BwB · January 12, 2001, 11:25am

So who the heck created the compiled vertex arrays extension in the first place? Does it give an advantage on their hardware?

Ysaneya:
And what was your vertex format was it 32bit aligned entirely? Maybe we need to check various byte alignments, on the PS2 (which is not the subject, but the only thing I have this kind of experience with) verts work best 32 or 64 byte aligned (the size of a block transfer from the Emotion Engine to the Vector Unit)

[This message has been edited by BwB (edited 01-12-2001).]

zed · January 12, 2001, 12:44pm

Ysaneya with the voodoo try not actually drawing the triangles on the screen ie point the camera the other way and test the fps then

XBCT · January 12, 2001, 2:50pm

Hi!
Thanx for all your ideas…
I still didn´t find a way to use the CVA´s in a way which gives a real speed-up…
And I tried everything:
Reducing the res to 320*200 and scaling the texture size to one eighth to make sure it´s not fillrate-limited…
I tried the different vertex formats and found the one Carmack uses(4 floats per vertex) is the fastest but it still gives only 1 or 2 FPS additionally…

P.s.:
>Do any of you actually plan to make a game out of your Q3 clones or do you just want render engines?<

First of all I do it for learning purposes and once I even had a team+story+level-designers and activision was interested in our ideas but I had to give it up ´cause school eats up to much time…

P.P.s.:Beavis I would be interested in discussing the subject but I´m not of much help here ´cause I still didn´t find where the problem is…If you know something new please mail me.Perhaps we should ask the Nvidia guys here?

Greets, XBTC!

Julio · January 12, 2001, 4:14pm

You are sorting the textures like they do in q3 aren’t you? that may help some performance wise.

Gorg · January 12, 2001, 4:24pm

If you blow the vertex cache you won’t notice any difference!!

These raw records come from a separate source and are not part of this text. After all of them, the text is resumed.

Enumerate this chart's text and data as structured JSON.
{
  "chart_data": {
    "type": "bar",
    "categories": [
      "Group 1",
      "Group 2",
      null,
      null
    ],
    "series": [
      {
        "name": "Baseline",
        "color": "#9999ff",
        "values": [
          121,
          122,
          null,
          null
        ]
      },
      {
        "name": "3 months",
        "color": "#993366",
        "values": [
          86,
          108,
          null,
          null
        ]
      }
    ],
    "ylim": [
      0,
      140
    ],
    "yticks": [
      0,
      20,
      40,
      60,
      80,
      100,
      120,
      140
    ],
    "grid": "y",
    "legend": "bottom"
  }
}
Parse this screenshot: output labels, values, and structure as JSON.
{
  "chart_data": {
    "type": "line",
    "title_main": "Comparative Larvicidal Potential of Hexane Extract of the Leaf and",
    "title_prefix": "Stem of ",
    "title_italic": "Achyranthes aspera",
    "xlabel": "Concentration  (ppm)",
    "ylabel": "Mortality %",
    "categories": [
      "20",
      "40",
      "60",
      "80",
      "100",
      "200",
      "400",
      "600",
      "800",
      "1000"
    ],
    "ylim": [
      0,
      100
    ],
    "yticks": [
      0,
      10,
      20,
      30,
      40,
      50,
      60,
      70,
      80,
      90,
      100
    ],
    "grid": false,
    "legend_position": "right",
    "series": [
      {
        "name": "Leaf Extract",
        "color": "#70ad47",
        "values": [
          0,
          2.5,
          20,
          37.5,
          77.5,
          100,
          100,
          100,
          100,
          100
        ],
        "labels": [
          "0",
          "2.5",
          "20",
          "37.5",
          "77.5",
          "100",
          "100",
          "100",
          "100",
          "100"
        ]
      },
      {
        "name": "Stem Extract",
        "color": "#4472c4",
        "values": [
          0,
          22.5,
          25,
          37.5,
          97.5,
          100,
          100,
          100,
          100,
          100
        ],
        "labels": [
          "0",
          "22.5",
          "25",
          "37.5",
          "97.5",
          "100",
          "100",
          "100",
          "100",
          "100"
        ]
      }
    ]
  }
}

If you read the Q3 engine specs, it says it is using 1k vertex buffers. Meaning they only put 1024 vertices in a vertex buffer. If you look at nivdia paper for Direct3d vertex buffers, they say that around 2000 vertices can be optimal.

[This message has been edited by Gorg (edited 01-12-2001).]

XBCT · January 13, 2001, 12:55am

Hi!
Thanx for your answers…
Julio: Yes everything is sorted by shader…
Gorg: Sounds interesting I´ll try it…

Greets, XBTC!

XBCT · January 13, 2001, 2:31am

Gorg I checked my code now and my vertex buffers are already limited to 1024 Vertices…

Greets, XBTC!

[This message has been edited by XBCT (edited 01-13-2001).]

Gorg · January 13, 2001, 8:05am

Have you tried running quake3 and setting off the CVA to see what will the slowdown be?